El Niño plays a very large role in our lives. Not just our surfing lives, either–it affects the weather for the entire planet. NCI, Australia’s national research computing facility, created a stunning video showing exactly how one of the most complex climate systems on earth works.
El Niños are at the root of what controls global weather patterns, so how it all works is very complicated. It’s nearly impossible to wrap your head around the various outcomes, but researchers at NCI are hoping their project will help meteorologists better understand what’s to come. In turn, planning for future events will be a little easier for people like farmers and disaster response groups.
The animation is a re-creation of exactly what happened in 1997-1998 when an El Niño of record-breaking proportions swept the Pacific Rim. Generally, an El Niño year is followed by La Niñas, which, according to the NOAA, is “characterized by unusually cold ocean temperatures in the Equatorial Pacific, compared to El Niño, which is characterized by unusually warm ocean temperatures in the Equatorial Pacific.” NCI’s animation shows ocean temperatures to a depth nearly 1000 feet along with the atmospheric effects. Australia’s largest supercomputer took 30,000 hours of processing time to create it.

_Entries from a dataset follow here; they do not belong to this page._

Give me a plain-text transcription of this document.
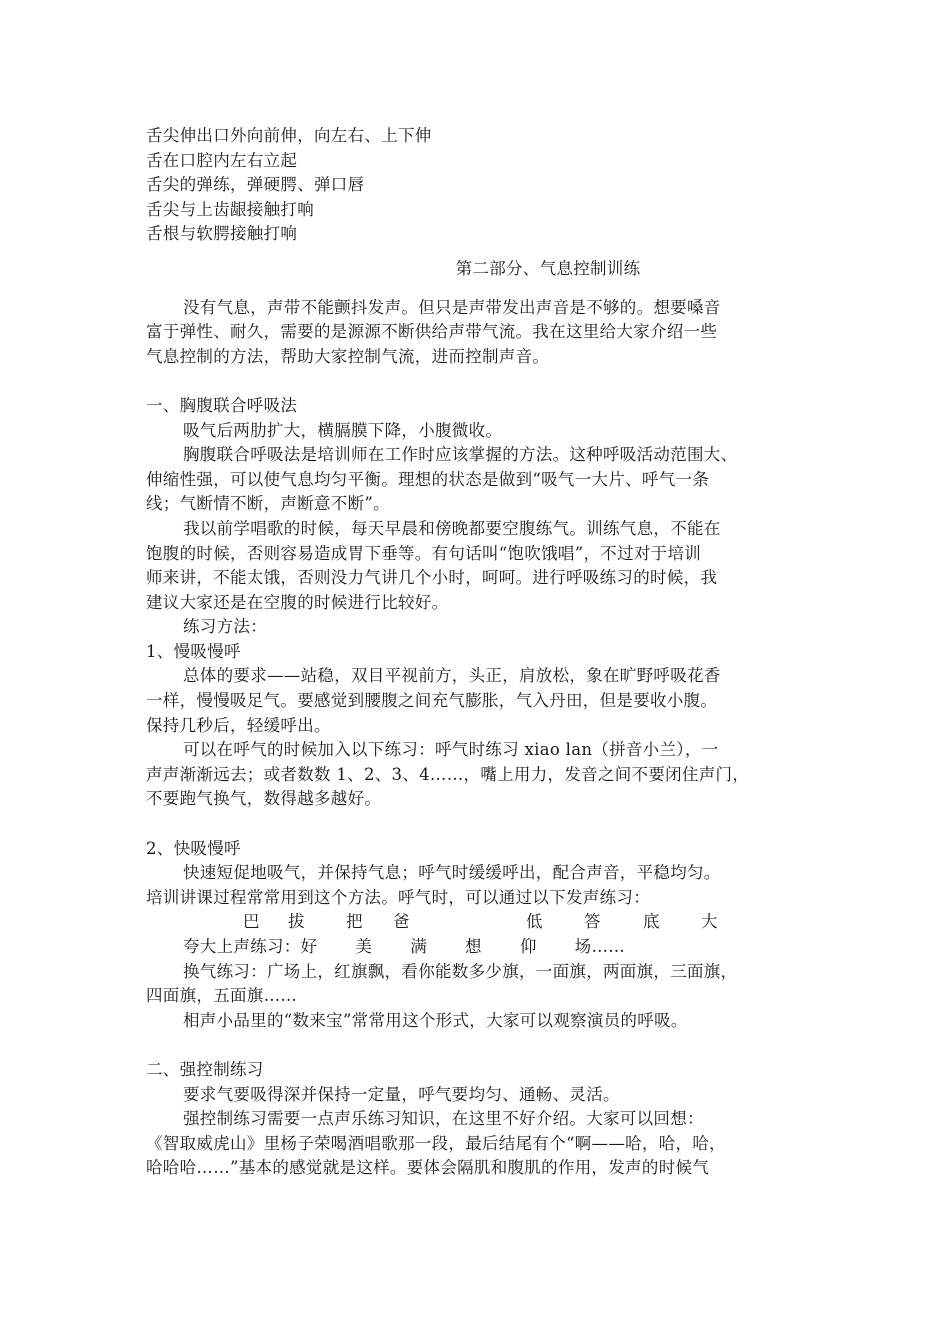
舌尖伸出口外向前伸，向左右、上下伸
舌在口腔内左右立起
舌尖的弹练，弹硬腭、弹口唇
舌尖与上齿龈接触打响
舌根与软腭接触打响
第二部分、气息控制训练
没有气息，声带不能颤抖发声。但只是声带发出声音是不够的。想要嗓音
富于弹性、耐久，需要的是源源不断供给声带气流。我在这里给大家介绍一些
气息控制的方法，帮助大家控制气流，进而控制声音。
一、胸腹联合呼吸法
吸气后两肋扩大，横膈膜下降，小腹微收。
胸腹联合呼吸法是培训师在工作时应该掌握的方法。这种呼吸活动范围大、
伸缩性强，可以使气息均匀平衡。理想的状态是做到“吸气一大片、呼气一条
线；气断情不断，声断意不断”。
我以前学唱歌的时候，每天早晨和傍晚都要空腹练气。训练气息，不能在
饱腹的时候，否则容易造成胃下垂等。有句话叫“饱吹饿唱”，不过对于培训
师来讲，不能太饿，否则没力气讲几个小时，呵呵。进行呼吸练习的时候，我
建议大家还是在空腹的时候进行比较好。
练习方法：
1、慢吸慢呼
总体的要求——站稳，双目平视前方，头正，肩放松，象在旷野呼吸花香
一样，慢慢吸足气。要感觉到腰腹之间充气膨胀，气入丹田，但是要收小腹。
保持几秒后，轻缓呼出。
可以在呼气的时候加入以下练习：呼气时练习 xiao lan（拼音小兰），一
声声渐渐远去；或者数数 1、2、3、4……，嘴上用力，发音之间不要闭住声门，
不要跑气换气，数得越多越好。
2、快吸慢呼
快速短促地吸气，并保持气息；呼气时缓缓呼出，配合声音，平稳均匀。
培训讲课过程常常用到这个方法。呼气时，可以通过以下发声练习：
巴 拔	把 爸	低	答	底	大
夸大上声练习：好 美 满 想 仰 场……
换气练习：广场上，红旗飘，看你能数多少旗，一面旗，两面旗，三面旗，
四面旗，五面旗……
相声小品里的“数来宝”常常用这个形式，大家可以观察演员的呼吸。
二、强控制练习
要求气要吸得深并保持一定量，呼气要均匀、通畅、灵活。
强控制练习需要一点声乐练习知识，在这里不好介绍。大家可以回想：
《智取威虎山》里杨子荣喝酒唱歌那一段，最后结尾有个“啊——哈，哈，哈，
哈哈哈……”基本的感觉就是这样。要体会隔肌和腹肌的作用，发声的时候气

Unless you read Climate Depot, a website run by Marco Morano (who has no formal education in climate science and was voted “Climate Change Misinformer of the Year” by Media Matters for America) that panders to morons, you’re aware that 2015-2016 broke all sorts of temperature records. According to NASA (a much more respectable organization than Climate Depot), “Each of the first six months of 2016 set a record as the warmest respective month globally in the modern temperature record, which dates to 1880. The six-month period from January to June was also the planet’s warmest half-year on record, with an average temperature 1.3 degrees Celsius (2.4 degrees Fahrenheit) warmer than the late nineteenth century.”
Both a strong El Niño and the overall warming of the planet contributed to the strange year. “While the El Niño event in the tropical Pacific this winter gave a boost to global temperatures from October onwards, it is the underlying trend which is producing these record numbers,” Gavin Schmidt, the Director of NASA’s Goddard Space Flight Center, told NASA.
While the El Niño event did have a hand in larger than average storms over 2015 and 2016, the build-up of greenhouses gasses drove the events, a fact that is only disputed by a few fringe researchers. “Both trends are ultimately driven by rising concentrations of heat-trapping carbon dioxide and other greenhouse gasses in the atmosphere,” wrote Patrick Lynch, the Senior Earth Science Communications Manager at NASA.
The ’97/’98 El Niño wreaked havoc on the earth’s weather patterns, leading to far-reaching disasters including (but not limited to) devasting wildfires in Indonesia, a global coral bleaching event, and flooding in a drought-stricken California.
“The animation shows how shifting pools of warmer or cooler than average water 300m below the surface of the ocean can trigger these powerful events,” said Dr Alex Sen Gupta of Australia’s Centre of Excellence for Climate System Science in a statement. “When these pools of water burst through to the surface and link up with the atmosphere they can set off a chain reaction that leads to El Niños or La Niñas.”